3. Hyperparameter Optimization

• Bayesian Optimization: Used to tune the hyperparameters for each of the individual models (XGBoost, LightGBM, and CatBoost), ensuring optimal performance.
• The optimized parameters are used in the final ensemble model for better accuracy.

4. Class Imbalance Handling

• SMOTE-ENN: Synthetic Minority Over-sampling Technique with Edited Nearest Neighbors is used to address class imbalance by oversampling the minority class while cleaning noisy instances.

Project Files

1. fraudTrain.csv: Training dataset containing transaction data.
2. fraudTest.csv: Test dataset used for evaluation.
3. datasets.py: Script for downloading the latest version of the dataset from Kaggle.
4. Main Script: Implements the fraud detection model with data preprocessing, model training, hyperparameter optimization, and evaluation.

Usage

1. Install Dependencies: Install required libraries using pip:

   pip install pandas numpy scikit-learn imbalanced-learn xgboost lightgbm catboost bayesian-optimization kagglehub

2. Download Dataset: Use the datasets.py script to download the dataset:

   import kagglehub
   
   # Download latest version
   path = kagglehub.dataset_download("kartik2112/fraud-detection")
   
   print("Path to dataset files:", path)

3. Run the Model: Execute the main script to preprocess the data, train the models, and evaluate their performance.

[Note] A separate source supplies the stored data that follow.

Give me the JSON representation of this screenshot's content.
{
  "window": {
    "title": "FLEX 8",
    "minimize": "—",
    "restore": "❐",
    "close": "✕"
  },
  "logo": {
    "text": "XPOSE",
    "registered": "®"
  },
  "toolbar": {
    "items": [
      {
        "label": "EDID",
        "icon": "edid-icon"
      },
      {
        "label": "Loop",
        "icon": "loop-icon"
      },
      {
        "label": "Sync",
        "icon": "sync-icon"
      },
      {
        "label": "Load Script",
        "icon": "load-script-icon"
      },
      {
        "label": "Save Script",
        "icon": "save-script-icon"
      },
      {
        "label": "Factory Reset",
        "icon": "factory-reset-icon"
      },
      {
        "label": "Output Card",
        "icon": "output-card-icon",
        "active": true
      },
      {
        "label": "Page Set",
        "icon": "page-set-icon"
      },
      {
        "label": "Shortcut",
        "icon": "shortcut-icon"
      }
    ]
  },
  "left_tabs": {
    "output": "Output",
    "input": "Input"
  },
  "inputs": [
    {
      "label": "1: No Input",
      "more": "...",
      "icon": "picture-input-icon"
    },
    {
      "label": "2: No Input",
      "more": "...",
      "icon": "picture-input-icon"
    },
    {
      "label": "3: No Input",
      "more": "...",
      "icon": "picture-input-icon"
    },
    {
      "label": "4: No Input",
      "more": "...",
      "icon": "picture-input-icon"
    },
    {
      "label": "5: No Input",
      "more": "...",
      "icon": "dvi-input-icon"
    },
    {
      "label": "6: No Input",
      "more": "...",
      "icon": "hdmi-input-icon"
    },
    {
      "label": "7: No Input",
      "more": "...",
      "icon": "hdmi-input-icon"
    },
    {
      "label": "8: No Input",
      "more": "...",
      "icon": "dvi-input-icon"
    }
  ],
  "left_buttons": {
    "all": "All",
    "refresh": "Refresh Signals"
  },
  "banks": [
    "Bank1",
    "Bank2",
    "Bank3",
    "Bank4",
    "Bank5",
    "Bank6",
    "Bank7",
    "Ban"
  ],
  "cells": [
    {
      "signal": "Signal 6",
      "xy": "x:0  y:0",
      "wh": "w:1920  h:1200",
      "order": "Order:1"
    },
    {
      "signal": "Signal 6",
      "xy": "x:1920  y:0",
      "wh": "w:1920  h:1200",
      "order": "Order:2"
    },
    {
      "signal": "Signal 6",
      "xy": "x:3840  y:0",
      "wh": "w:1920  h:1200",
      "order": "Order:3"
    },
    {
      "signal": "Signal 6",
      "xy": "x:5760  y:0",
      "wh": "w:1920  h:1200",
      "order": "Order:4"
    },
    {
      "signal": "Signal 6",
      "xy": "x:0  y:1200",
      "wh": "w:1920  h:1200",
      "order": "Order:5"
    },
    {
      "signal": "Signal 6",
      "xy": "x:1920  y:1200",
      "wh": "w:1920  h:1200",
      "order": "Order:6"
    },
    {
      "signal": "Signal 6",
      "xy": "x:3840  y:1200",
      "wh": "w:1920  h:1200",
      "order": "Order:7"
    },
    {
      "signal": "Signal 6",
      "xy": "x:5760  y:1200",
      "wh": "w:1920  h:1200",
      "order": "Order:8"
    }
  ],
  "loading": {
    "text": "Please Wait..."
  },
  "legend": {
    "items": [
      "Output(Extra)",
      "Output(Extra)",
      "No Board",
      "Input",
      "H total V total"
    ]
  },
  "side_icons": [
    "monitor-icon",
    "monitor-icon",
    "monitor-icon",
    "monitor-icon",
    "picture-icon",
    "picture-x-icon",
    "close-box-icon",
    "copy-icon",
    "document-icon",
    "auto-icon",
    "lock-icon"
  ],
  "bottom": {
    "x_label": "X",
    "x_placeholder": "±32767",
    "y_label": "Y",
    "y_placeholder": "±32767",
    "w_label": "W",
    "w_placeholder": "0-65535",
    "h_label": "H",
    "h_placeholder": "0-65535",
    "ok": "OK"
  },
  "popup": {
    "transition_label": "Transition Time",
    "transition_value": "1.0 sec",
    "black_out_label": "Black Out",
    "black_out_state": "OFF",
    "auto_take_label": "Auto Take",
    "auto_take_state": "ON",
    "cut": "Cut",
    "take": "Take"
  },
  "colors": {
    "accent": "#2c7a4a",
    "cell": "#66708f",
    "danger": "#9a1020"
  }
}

The model will output the best hyperparameters for each classifier and the final classification results.

Results

The model evaluates the performance of the stacked ensemble on the test dataset using the following metrics:

• Classification Report: Precision, Recall, F1-Score, and Support for each class.
• ROC AUC Score: Measures the model's ability to distinguish between fraudulent and non-fraudulent transactions.

License

This project is licensed under the MIT License - see the LICENSE file for details.